Ракета пошла как надо: сначала с жутким свистом взвилась на тысячу метров, оставляя за собой коричневый, фосфоресцирующий в темноте — жаль, сейчас не ночь — след, и в верхней точке грохнула так, что я не зря заранее зажал уши. Наверное, в радиусе трех километров все пауки попрыгали с деревьев от испуга. Там и сям зашевелился валежник — очевидно, грохот не сильно понравился затаившимся в мокрых берлогах местным земноводным гадам — вчерашним рыбам, завтрашним саламандрам. Вообще-то почти все эти твари из породы «ни рыба ни мясо» считаются неопасными, мелковаты они, чтобы одолеть человека, но кто может знать, чем кончится дело, если эта безмозглая дрянь по-бульдожьи цапнет тебя за лодыжку? Не заражением ли крови?

Словом, ракета пошла — и ушла, и жахнула, и оставила за собой след, уже понемногу поплывший вглубь материка под несильным бризом с моря… По идее мне осталось только ждать, когда кто-нибудь прилетит и заберет меня из этого земноводного «рая». Ага, как же!..

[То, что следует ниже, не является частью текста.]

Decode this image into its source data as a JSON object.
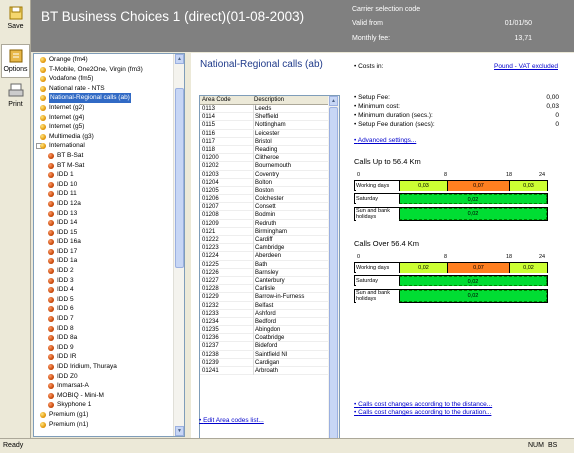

Совсем не факт, что мои друзья-коллеги увидят и услышат мою ракету, — это я знал прекрасно. Половина людей в разгоне, каждый добывает свое, а вторая половина описывает и систематизирует находки, то и дело ломая головы над какой-нибудь очередной загадкой натуры — чаще всего без особого успеха. Они ругают этот мир за то, что слишком уж он похож на верхнедевонскую Землю, а все равно находят что-нибудь необъяснимое… А кто-то непременно занят бытовыми надобностями экспедиции, ему тоже нет интереса смотреть в небо и держать уши открытыми… Короче говоря, я понимал, что, пуская ракету, несколько увеличиваю свои шансы, но не более того. Шансы — это еще далеко не определенность, а я всегда считал себя реалистом, от беспочвенных фантазеров меня мутит.

Средних размеров — в руку длиной — многоножка, вся в мелькании лапок-жгутиков, шустро вытекла из валежника и замерла передо мной, подняв переднюю часть туловища, как кобра. Жвалы ее мне не понравились. Я от души пнул тварь ногой, заставив ее совершить небольшой полет. Шмякнувшись о древесный ствол, многоножка предпочла унести ноги. Это правильно. Даже без оружия я все-таки ощущал здесь себя царем природы. Особенно в отлив. Нет, во время прилива я никакой не царь, меня запросто свергнет с престола и сожрет любой крупный хищник из тех, что заходят сюда с моря подкормиться мелочовкой… но я не собирался ждать прилива. Успею уйти от него, не успею — идти все равно надо. Планида моя такая. Если в лагере видели ракету, меня отыщут. А если не видели, то сидеть на месте и вовсе глупо.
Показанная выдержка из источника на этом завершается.